Frost also rhymes in “Stopping by Woods on a Snowy Evening. ” The rhyming allows the poem to flow nicely and keep it organized. According to Wakefield in “To Be A Natural Man In A Man-Made World” the rhymings purpose is to keep the flow of “”promises” (363). Rhyme allows the reader to pause in the appropriate spaces. It also gives the reader a sense of “urgency” (363). Frost rhymes know, though, snow and here, queer, near, year. Wakefield states that these rhymes are “Like today’s worker after a frantic day and a tense drive home, he can’t free his mind of the hectic pace of his life” (863).

The promises in this poem are the duties a man leaves behind when he tries to get away. In a long drive home from work, a worker may try to relax and unwind.
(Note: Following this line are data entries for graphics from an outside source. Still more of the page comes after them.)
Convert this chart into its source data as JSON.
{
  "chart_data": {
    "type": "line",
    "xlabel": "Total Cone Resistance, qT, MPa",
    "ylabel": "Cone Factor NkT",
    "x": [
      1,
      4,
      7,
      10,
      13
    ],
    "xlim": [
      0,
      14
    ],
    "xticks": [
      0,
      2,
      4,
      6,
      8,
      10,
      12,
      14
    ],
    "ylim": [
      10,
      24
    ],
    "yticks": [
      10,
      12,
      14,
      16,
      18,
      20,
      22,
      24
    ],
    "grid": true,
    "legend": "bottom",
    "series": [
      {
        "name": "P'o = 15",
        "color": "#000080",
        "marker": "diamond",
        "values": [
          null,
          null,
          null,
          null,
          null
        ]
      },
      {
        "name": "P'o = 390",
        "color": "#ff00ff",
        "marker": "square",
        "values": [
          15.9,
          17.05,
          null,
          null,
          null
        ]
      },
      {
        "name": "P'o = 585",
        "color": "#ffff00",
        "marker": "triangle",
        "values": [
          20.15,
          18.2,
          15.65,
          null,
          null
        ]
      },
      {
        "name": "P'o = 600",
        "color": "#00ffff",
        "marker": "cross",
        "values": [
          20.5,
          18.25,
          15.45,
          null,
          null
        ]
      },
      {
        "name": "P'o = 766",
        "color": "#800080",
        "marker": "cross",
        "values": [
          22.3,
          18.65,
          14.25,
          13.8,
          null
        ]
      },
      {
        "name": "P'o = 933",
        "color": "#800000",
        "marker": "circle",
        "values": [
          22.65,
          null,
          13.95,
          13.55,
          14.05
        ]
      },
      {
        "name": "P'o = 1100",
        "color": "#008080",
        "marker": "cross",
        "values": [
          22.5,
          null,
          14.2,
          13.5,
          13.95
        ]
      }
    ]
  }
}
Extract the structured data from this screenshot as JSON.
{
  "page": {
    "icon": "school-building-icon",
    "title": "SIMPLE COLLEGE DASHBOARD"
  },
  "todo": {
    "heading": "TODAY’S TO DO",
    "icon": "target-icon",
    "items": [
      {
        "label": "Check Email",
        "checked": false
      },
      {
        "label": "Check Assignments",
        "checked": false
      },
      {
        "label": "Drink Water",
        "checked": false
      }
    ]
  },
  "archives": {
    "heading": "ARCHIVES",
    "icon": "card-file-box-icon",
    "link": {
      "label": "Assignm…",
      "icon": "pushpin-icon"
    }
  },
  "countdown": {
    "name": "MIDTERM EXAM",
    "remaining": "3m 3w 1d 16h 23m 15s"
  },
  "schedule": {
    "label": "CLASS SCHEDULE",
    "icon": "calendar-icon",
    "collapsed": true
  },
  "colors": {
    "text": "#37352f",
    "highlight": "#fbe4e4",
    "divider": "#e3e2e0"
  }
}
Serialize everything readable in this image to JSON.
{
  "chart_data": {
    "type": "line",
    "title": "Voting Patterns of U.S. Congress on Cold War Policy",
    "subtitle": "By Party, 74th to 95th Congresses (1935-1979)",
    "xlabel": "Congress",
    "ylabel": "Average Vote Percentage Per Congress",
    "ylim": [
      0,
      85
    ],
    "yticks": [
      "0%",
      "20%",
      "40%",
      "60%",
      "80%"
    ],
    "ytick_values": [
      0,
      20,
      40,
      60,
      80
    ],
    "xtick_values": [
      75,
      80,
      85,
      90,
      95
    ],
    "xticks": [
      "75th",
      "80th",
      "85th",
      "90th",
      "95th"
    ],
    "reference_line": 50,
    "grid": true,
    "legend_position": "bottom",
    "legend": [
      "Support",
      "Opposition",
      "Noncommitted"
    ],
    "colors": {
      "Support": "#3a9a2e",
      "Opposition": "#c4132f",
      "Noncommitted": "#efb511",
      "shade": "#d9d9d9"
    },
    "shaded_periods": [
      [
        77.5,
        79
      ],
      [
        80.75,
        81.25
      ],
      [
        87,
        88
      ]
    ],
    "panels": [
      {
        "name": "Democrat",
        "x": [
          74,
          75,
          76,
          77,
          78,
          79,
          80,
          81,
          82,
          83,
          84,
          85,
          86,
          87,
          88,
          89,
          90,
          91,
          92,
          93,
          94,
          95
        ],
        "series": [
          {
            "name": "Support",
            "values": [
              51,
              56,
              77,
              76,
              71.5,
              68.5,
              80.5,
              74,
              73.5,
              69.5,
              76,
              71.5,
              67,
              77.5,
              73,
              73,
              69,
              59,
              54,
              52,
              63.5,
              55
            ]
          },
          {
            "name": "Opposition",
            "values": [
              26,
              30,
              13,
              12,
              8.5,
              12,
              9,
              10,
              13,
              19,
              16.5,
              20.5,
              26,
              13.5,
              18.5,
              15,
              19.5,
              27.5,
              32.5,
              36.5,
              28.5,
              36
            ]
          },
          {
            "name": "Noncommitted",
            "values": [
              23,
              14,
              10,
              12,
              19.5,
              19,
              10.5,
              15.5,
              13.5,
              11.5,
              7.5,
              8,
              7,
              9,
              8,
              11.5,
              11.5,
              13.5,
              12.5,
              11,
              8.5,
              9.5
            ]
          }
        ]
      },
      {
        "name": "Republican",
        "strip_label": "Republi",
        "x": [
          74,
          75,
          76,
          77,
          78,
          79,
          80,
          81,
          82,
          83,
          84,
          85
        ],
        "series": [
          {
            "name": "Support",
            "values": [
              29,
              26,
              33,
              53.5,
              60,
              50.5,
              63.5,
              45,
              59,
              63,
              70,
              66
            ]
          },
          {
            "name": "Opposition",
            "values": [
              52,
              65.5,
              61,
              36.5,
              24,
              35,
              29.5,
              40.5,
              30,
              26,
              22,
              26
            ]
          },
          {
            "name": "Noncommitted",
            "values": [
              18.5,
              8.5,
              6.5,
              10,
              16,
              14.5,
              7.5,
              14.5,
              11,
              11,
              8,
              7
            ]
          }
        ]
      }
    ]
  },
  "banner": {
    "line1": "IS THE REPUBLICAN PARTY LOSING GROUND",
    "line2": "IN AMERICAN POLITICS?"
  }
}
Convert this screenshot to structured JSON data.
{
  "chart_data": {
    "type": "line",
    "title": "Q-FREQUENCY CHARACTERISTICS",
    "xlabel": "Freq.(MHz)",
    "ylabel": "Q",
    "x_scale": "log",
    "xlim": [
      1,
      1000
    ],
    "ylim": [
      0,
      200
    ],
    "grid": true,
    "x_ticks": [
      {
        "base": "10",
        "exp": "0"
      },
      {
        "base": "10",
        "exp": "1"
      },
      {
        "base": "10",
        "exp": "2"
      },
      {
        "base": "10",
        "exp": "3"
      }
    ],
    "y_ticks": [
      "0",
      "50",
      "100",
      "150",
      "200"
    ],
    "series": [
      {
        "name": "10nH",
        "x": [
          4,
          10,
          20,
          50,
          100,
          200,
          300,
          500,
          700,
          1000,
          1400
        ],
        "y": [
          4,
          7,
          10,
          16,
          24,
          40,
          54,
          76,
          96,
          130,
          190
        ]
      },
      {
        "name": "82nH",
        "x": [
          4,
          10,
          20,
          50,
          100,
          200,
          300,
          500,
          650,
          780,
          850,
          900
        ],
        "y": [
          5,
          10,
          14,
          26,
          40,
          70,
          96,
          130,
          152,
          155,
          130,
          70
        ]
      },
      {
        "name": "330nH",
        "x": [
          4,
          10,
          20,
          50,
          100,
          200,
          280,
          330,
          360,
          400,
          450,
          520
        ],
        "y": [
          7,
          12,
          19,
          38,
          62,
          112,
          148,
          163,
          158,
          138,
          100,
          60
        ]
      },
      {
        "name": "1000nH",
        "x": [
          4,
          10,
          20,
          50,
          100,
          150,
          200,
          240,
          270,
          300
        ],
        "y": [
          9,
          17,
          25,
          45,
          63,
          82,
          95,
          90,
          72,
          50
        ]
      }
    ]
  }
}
The obligations, or “promises,” he has keep rushing back to his memory forcing him to be stressed. There are a few things holding the poet back from nature in this poem. Wakefield describes it as the panic of someone noticing the poet stopping there and looking at the woods (363). Frost did not want anyone to see him watch the woods fill up with snow. He was self-conscious and the horse is what plays his conscious in the poem.

He was afraid that the property owner would notice him and he would get in trouble. It is the fear that holds man back from having an “intimacy(363)” with nature. Frost is an extraordinary writer. His poems release thoughts one may not think of otherwise. In “Stopping By Woods on a Snowy Evening” Frost reveals the thought that men no longer have a bond with nature. He states that it is the promises of a man that keep him away from nature and scare him off. If men could learn to just let their mind rest, the nature aspect would come running back.